I’M on a bit of a Bordeaux roll at the moment. My bags are packed for a visit to some leading estates in the Médoc, Pomerol and Sauternes, and I’m much looking forward to the Dine with Bordeaux event tomorrow at Newcastle’s Café 21 that I reported on last week.
I’ve also recently had the privilege of helping behind the scenes again at the annual Bordeaux tasting held in London by the Institute of Masters of Wine.
It’s a curious reality that the most influential assessments of the top wines from each Bordeaux vintage are made well before the wines are finished. After vinification, the best red wines are aged in small oak barrels for anything from 12 to 20 months, a process that helps to fix the colour of the wine and, more importantly, makes it smoother and rounder.
Samples are first offered to the trade to taste after the young wine has spent only two or three months in the cask. As previous as this might seem, it usually works in the interests of the producers, because they are able to sell the wine without having to wait until it is bottled. In effect the purchaser, not the seller, pays the cost of its maturation.

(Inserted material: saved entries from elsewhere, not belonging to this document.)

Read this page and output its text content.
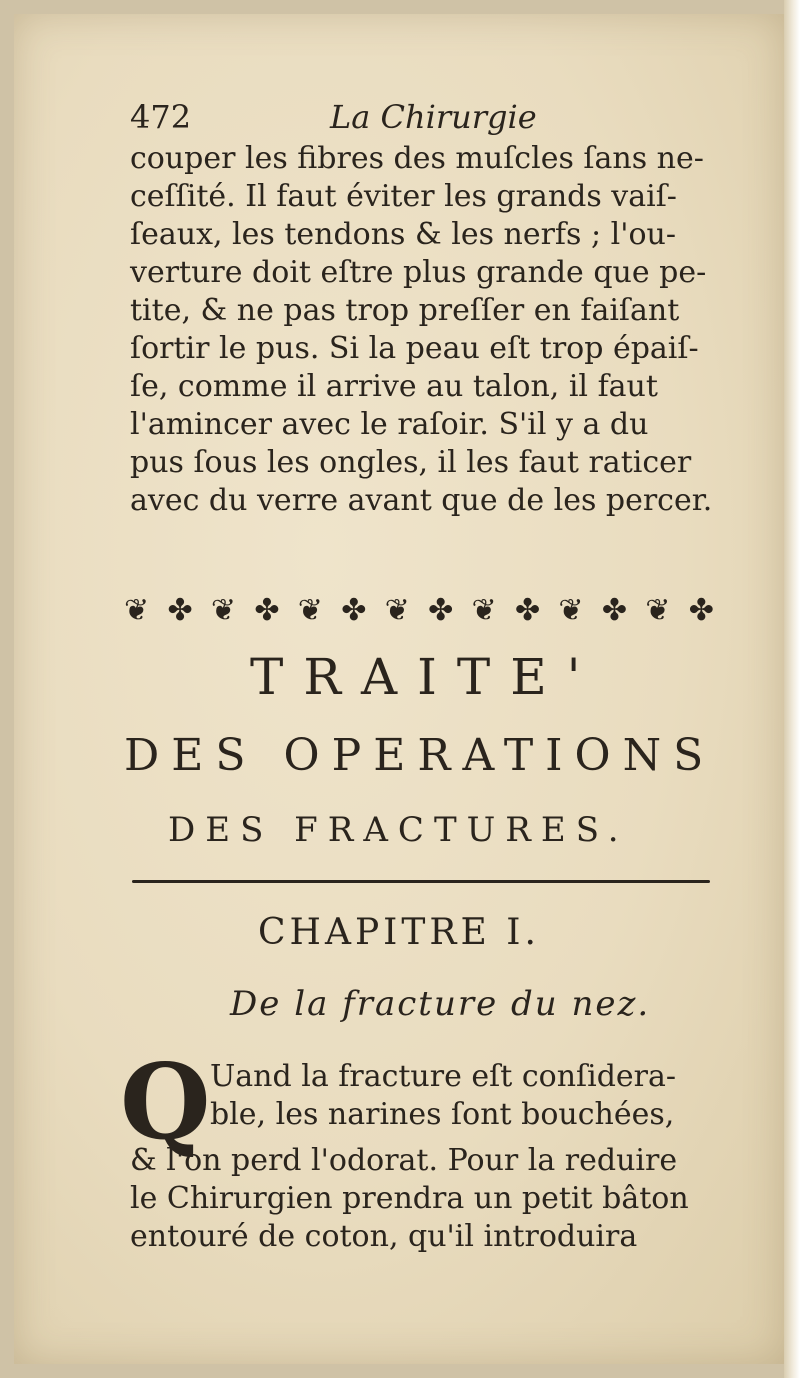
472	La Chirurgie
couper les fibres des muſcles ſans ne-
ceſſité. Il faut éviter les grands vaiſ-
ſeaux, les tendons & les nerfs ; l'ou-
verture doit eſtre plus grande que pe-
tite, & ne pas trop preſſer en faiſant
ſortir le pus. Si la peau eſt trop épaiſ-
ſe, comme il arrive au talon, il faut
l'amincer avec le raſoir. S'il y a du
pus ſous les ongles, il les faut raticer
avec du verre avant que de les percer.
❦ ✤ ❦ ✤ ❦ ✤ ❦ ✤ ❦ ✤ ❦ ✤ ❦ ✤
TRAITE'
DES OPERATIONS
DES FRACTURES.
CHAPITRE I.
De la fracture du nez.
Q Uand la fracture eſt conſidera-
ble, les narines ſont bouchées,
& l'on perd l'odorat. Pour la reduire
le Chirurgien prendra un petit bâton
entouré de coton, qu'il introduira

A more accurate assessment of the wine is only possible after has been bottled. That’s the purpose of the Institute’s tasting.
This year the 2008 vintage was unveiled: 99 top red wines and nine of the very best sweet whites were on show, including a generous helping of the famous names: Châteaux Haut-Brion, Lafite-Rothschild, Margaux, Mouton-Rothschild, Cheval Blanc and d’Yquem. It was a tricky year for the growers. Spring was no great shakes and the weather during flowering, in early June, continued cool and damp, which meant that the fruit set was poor and the crop small.
The holiday month of August was the most dismal I’ve known in 30 years of visiting the region. Downy and powdery mildew had a field day and reduced the crop further. By the start of September the growers were resigned to disaster, but the weather finally turned and a golden late summer continued right until the end of October.
Nothing could be done to increase the yield, but the quality got better by the day. Harvest was as late as almost anyone could remember, but the remaining grapes were picked ripe and healthy, with very fresh acid levels and fairly ripe tannins.
2008 is not a blockbuster vintage like the two years that followed, but its wines are elegant, perfumed and balanced.
Not all are successes, of course. One or two seem to me to be too extracted (stewed) including, to my mind, the much over-rated Château Pavie Macquin, but such failures are relatively few and far between.
What I really like about the better 2008s is that they reveal the unique character of each village and vineyard far more vividly than the wines of ‘great’ years – the elegant perfume of Margaux, the lovely balanced fruit of Saint-Julien, the power of Paulliac, the tannic richness of Saint-Estèphe and so on.
That said, 2008 seems to be a year in which those wines with a blend dominated by Cabernet Sauvignon and to a lesser extent by Cabernet Franc fared rather better than those that feature Merlot. Though there are some very lovely Merlot-dominated wines from Pomerol and Saint Emilion, others show rather dry tannins.
Many wines have a lovely lightness of touch that will make them superb partners for food, but the best wines won’t reach their peak for a few years yet. Their fresh acidity will ensure they have a long life: it’s not always the biggest wines that age best.
If you want to try any of the 2008s now, I’d be inclined to look out for bargains, especially the Médoc ‘Crus Bourgeois’ costing between £10 and £20. Decant them if you can, an hour or two before serving and partner them with classic, simple roasts. With lamb, still pink, the tannins will melt away and cut through the richness of the meat.
Most 2008s are a treat for those who enjoy the elegant, dry, perfumed style of traditional claret; and they’re not too expensive, because investment buyers are much more interested in the more spectacular wines made in 2009 and 2010.
My favourites include Château Gruaud Larose, relatively speaking often a bit of a bargain, which has deliciously ripe, lingering blackcurrant fruit. Another wine from Saint-Julien, the impressive Château Léoville Las-Cases, is creamier, richer and is balanced by almost crunchy acidity.
In neighbouring Paulliac, Château Pontet-Canet impressed me more than either Lafite or Mouton. It has richness and power and wonderfully pure blackcurrant (Cabernet Sauvignon) fruit. An amazing wine. As for the sweet wines, Yquem stands head and shoulders above the rest, as it often does. Shame I can’t afford it!
The top wines have not yet found their way into the leading local Bordeaux specialists such as Richard Granger and The Wine Chambers, but online Berry Bros. already have a huge selection (www.bbr.com). Alternatively Majestic’s Château Bessan-Ségur 2008, a Médoc Cru Bourgeois, is a gift at £9.99 – even cheaper if you buy two.